SANGATTA – Data yang dihimpun media ini dari Pengadilan Agama (PA) Sangatta, angka perceraian di Kutim begitu tinggi. Tercatat hingga Rabu (11/4), sudah sebanyak 124 perceraian pada 2018 di Kutim.
Dari jumlah tersebut, paling terbanyak pada Bulan Januari yakni 39 kasus. Sedangkan Februari terdapat 33 kasus, Maret 34 kasus, dan bulan ini sampai 11 April telah mencapai 18 kasus perceraian.
Meskipun begitu, PA enggan menyimpulkan jika semua penyebab perceraian merupakan ulah pelakor atau perebut suami orang. Sebab, dalam catatan PA, banyak faktor penyebab perceraian.
Sebanyak 13 faktor yang mendasari. Yakni, tersangkut masalah zina, mabuk, madat, judi, meninggalkan salah satu pihak, dihukum penjara, poligami, KDRT Kekerasan Dalam Rumah Tangga (KDRT) , cacat badan, perselisihan terus-menerus, kawin paksa, murtad, dan masalah ekonomi.
“Angka itu cukup banyak. Tapi, penyebabnya bermacam-macam. Belum bisa kami sebutkan karena diganggu pelakor. Karena di sini (kategori perceraian dalam catatan) tidak ada disebutkan secara spesifik,” ujar Panitera Muda, Illa Pujiastuti.
Hanya saja, dari data yang tertera, terbanyak pada tahun ini perceraian disebabkan oleh perselisihan terus-menerus. Jumlahnya sangat dominan. Meski tak diinginkan, jumlah perceraian tahun ini tidak menutup kemungkinan bakal terus bertambah.
“Kan ini baru data tiga bulan. April belum masuk semua. Jadi masih beberapa bulan kedepan,” katanya.
Jika berkaca pada 2017, kasus perceraian di Kutim tercatat hingga lebih dari 200 kasus, dari total 721 kasus yang ditangani di PA Sangatta.

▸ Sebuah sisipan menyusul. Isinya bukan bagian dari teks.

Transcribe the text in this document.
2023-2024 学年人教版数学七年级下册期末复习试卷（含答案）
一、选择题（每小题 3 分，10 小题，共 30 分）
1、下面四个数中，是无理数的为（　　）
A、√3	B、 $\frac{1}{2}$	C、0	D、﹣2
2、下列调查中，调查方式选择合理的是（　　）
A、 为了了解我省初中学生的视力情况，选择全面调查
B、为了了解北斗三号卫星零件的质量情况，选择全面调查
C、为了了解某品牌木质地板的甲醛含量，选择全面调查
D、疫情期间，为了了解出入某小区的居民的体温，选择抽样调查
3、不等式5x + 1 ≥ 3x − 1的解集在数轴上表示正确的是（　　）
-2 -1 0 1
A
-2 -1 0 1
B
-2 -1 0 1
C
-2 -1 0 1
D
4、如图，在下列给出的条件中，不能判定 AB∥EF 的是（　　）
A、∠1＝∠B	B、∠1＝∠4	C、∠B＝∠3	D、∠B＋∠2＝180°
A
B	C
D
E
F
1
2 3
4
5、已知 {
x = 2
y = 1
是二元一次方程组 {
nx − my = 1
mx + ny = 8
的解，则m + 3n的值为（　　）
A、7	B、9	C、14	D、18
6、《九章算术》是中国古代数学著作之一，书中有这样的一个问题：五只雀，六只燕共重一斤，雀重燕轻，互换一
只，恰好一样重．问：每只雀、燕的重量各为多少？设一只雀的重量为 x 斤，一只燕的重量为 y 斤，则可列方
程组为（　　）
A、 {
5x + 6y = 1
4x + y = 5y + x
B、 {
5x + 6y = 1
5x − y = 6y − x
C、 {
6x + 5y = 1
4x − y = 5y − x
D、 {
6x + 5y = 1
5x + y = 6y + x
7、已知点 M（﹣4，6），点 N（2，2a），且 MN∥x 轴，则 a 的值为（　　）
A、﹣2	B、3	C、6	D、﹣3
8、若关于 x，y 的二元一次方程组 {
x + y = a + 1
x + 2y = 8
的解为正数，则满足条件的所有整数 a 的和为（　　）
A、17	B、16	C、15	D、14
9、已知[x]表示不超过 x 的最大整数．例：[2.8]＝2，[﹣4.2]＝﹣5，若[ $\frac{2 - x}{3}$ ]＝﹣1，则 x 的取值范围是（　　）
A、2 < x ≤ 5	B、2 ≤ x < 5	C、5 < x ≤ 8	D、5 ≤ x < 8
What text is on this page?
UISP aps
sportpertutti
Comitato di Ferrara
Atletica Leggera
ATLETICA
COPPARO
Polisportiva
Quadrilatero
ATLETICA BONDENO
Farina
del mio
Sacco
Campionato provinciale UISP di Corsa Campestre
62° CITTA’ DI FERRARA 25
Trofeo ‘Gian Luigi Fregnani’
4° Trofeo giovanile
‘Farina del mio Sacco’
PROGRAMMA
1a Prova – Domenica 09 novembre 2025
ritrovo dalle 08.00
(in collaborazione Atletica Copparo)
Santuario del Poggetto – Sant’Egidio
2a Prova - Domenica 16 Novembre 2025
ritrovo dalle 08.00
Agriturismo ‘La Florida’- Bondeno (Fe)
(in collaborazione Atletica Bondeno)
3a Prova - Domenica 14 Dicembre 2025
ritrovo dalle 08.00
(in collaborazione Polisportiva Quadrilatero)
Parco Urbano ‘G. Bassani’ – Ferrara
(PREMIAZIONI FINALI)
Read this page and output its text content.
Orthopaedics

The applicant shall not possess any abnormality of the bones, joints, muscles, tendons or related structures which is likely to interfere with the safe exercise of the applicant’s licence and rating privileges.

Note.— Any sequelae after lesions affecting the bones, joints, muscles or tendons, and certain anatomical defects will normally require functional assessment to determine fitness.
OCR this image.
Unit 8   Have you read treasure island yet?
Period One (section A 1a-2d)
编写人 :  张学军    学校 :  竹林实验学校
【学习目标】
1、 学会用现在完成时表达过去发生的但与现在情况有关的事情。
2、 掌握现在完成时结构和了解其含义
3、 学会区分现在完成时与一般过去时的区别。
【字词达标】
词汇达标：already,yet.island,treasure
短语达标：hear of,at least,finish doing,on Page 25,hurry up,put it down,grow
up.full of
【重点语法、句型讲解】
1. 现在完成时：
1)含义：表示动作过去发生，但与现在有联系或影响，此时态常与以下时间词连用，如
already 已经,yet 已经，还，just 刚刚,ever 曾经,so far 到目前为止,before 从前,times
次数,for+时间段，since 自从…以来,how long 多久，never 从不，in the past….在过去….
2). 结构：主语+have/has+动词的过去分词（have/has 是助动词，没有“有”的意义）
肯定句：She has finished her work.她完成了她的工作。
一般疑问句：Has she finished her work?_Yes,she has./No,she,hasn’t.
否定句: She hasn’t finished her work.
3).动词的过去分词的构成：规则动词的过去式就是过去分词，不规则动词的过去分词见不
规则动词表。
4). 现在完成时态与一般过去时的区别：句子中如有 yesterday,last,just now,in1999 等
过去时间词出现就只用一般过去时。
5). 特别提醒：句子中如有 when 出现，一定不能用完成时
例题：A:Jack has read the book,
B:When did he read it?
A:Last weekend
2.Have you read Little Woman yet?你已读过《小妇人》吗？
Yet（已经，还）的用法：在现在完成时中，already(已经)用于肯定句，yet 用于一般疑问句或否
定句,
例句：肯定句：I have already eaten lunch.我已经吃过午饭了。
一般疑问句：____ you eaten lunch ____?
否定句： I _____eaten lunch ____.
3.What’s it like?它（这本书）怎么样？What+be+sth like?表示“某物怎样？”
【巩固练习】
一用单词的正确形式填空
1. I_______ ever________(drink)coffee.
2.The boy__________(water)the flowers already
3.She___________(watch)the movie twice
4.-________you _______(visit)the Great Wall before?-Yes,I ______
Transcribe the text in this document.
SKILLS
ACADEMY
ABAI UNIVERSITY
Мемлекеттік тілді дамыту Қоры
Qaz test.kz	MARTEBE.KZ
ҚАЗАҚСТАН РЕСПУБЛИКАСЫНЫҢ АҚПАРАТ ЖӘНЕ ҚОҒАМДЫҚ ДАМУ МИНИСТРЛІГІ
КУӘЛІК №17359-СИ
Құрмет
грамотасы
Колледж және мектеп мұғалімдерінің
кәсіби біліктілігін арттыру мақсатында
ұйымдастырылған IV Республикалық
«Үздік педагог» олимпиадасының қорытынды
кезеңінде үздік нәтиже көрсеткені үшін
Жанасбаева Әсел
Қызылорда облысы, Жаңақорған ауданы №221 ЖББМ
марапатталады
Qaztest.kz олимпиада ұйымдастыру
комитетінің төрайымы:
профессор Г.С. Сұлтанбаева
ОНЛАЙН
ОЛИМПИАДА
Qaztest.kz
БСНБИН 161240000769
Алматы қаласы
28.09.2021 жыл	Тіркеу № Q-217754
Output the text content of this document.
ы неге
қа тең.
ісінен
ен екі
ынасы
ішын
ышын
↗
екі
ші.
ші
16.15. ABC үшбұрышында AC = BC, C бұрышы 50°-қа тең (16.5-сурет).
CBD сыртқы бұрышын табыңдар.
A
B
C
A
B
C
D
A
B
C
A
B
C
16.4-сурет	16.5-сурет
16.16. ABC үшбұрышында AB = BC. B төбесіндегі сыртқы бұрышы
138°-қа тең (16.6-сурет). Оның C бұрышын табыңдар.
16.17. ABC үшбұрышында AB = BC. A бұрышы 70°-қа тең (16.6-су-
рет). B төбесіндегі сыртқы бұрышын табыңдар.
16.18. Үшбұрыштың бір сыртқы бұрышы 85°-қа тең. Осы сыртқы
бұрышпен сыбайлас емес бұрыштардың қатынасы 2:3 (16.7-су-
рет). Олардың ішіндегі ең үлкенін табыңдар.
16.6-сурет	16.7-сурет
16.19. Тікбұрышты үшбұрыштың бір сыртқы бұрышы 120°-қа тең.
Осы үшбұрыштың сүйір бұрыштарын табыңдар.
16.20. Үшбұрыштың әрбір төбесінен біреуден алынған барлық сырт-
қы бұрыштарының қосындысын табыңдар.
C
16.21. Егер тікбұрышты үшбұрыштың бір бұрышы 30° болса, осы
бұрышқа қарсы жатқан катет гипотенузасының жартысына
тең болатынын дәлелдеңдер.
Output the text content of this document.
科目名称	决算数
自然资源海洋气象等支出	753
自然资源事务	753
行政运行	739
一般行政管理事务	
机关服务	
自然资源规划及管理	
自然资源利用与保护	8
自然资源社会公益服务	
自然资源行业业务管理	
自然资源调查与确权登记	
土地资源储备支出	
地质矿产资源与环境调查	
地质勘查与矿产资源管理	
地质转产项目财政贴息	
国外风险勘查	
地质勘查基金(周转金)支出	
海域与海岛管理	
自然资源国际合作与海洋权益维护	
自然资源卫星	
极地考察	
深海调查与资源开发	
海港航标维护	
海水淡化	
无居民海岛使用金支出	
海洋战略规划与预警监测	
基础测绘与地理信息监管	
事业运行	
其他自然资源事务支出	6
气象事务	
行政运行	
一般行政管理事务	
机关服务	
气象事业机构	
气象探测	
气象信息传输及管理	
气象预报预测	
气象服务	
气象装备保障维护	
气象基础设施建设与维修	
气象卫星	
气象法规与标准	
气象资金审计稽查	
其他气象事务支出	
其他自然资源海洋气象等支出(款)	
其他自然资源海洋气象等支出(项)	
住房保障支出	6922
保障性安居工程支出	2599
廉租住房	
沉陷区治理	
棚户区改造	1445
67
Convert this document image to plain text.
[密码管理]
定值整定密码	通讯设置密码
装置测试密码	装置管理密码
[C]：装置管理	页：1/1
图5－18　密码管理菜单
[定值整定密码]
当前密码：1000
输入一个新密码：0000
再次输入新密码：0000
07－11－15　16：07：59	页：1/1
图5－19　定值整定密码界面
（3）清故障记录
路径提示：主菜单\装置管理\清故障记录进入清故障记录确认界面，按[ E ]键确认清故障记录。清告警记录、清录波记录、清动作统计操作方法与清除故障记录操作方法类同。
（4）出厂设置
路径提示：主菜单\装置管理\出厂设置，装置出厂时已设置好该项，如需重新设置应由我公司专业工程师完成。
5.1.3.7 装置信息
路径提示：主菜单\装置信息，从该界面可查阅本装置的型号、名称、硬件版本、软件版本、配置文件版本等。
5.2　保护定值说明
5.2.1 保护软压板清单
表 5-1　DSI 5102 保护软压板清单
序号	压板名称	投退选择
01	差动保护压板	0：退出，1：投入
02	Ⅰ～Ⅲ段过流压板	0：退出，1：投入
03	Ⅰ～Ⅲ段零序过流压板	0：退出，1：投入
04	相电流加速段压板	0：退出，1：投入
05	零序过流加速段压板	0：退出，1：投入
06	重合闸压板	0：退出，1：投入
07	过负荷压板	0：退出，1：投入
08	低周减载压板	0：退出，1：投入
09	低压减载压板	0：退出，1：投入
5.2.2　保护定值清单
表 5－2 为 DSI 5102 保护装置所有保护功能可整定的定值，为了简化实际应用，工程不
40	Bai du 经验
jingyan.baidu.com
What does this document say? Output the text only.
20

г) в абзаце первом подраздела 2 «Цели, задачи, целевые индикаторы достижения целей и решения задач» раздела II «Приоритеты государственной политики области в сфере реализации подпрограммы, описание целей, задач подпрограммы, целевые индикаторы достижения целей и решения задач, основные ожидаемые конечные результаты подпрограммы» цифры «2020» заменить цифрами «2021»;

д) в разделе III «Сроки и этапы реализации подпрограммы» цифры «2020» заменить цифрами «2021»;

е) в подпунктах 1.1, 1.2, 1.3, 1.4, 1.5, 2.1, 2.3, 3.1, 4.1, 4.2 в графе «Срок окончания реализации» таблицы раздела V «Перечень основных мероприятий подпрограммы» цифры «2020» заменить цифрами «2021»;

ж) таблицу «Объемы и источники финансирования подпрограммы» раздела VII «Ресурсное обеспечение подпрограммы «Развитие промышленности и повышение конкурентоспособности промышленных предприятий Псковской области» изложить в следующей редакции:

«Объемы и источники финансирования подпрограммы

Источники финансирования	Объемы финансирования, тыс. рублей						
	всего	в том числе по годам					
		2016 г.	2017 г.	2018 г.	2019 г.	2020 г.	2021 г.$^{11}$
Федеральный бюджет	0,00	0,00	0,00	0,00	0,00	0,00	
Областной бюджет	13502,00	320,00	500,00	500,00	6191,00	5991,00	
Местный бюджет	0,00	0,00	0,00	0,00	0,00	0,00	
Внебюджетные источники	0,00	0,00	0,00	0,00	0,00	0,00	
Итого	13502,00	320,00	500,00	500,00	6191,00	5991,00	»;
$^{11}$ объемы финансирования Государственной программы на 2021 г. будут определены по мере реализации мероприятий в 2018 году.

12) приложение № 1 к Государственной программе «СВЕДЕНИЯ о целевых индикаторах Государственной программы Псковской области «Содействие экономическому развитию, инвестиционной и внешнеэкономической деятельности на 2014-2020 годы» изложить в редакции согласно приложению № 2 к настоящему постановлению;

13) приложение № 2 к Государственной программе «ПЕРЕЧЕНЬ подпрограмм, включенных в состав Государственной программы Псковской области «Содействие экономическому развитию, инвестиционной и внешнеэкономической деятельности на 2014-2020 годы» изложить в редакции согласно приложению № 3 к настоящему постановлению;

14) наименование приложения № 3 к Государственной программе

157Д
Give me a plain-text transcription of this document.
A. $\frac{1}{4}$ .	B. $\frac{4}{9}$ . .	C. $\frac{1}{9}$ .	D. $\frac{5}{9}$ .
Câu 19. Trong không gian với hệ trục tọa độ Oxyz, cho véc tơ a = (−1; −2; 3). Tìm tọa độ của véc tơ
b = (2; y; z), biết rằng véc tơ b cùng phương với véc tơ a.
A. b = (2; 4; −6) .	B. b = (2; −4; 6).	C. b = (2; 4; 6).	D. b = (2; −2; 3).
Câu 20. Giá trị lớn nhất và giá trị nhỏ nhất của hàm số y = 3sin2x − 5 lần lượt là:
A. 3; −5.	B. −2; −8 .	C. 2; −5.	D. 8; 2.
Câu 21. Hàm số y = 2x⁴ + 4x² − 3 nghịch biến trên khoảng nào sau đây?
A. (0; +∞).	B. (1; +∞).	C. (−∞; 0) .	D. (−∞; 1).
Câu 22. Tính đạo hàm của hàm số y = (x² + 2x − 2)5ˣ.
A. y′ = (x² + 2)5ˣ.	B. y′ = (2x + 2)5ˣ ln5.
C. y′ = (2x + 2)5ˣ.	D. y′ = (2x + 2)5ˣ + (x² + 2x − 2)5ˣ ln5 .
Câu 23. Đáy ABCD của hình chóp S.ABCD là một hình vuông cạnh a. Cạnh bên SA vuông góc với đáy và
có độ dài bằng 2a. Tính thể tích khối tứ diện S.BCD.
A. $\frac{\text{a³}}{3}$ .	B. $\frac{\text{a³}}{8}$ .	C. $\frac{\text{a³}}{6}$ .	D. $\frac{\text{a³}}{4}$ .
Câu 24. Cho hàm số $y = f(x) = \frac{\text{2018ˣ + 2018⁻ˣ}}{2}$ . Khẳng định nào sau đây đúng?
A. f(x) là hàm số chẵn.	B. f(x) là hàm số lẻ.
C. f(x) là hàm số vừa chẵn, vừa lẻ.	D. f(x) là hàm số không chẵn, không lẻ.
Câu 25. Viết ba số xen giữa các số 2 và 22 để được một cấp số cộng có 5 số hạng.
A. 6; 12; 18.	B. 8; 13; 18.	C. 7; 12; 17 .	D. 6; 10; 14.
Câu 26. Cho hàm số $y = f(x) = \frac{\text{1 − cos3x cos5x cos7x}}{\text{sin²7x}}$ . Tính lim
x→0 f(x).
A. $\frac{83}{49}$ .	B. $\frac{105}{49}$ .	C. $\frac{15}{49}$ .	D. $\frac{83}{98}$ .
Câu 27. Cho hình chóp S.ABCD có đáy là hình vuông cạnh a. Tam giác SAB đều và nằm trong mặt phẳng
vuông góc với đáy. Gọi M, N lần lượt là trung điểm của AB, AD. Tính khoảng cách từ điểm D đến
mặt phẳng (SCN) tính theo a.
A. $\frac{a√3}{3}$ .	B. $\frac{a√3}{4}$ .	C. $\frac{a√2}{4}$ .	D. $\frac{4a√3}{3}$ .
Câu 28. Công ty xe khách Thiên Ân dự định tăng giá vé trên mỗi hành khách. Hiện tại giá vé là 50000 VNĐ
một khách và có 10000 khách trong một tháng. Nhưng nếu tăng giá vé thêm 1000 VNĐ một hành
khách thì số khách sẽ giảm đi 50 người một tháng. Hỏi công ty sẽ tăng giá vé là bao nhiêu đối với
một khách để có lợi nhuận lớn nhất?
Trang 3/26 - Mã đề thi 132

Pada 2016, di PA Sangatta secara keseluruhan terdapar 800 perkara, yang di antaranya terdapat 300 kasus perceraian.
Ketua Lembaga Perlindungan Anak (LPA) Kutim Mariana Ahmad turut berkomentar pedas masalah pelakor. Hanya sedikit bersebrangan.Katanya, dirinya tak sepakat jika publik terus menjadikan perempuan sebagai objek lantas membuka keran besar bias gender. Itu menjadikan terbukanya pintu masuk diskriminasi.
“Perlu diingat bahwa saat ini bukan hanya pelakor yang marak. Tapi juga ada pebior yang lebih bisa memberi potensi terjadinya perceraian,” katanya.
Dia menyatakan perlu dikaji ulang tentang terus bertambahnya janda di Kutim tiap tahun. “Pemkab harus mengatasi pencegahan perceraian, bukan pencegahan pelakor,” tukas dia kepada media ini, kemarin.(dy)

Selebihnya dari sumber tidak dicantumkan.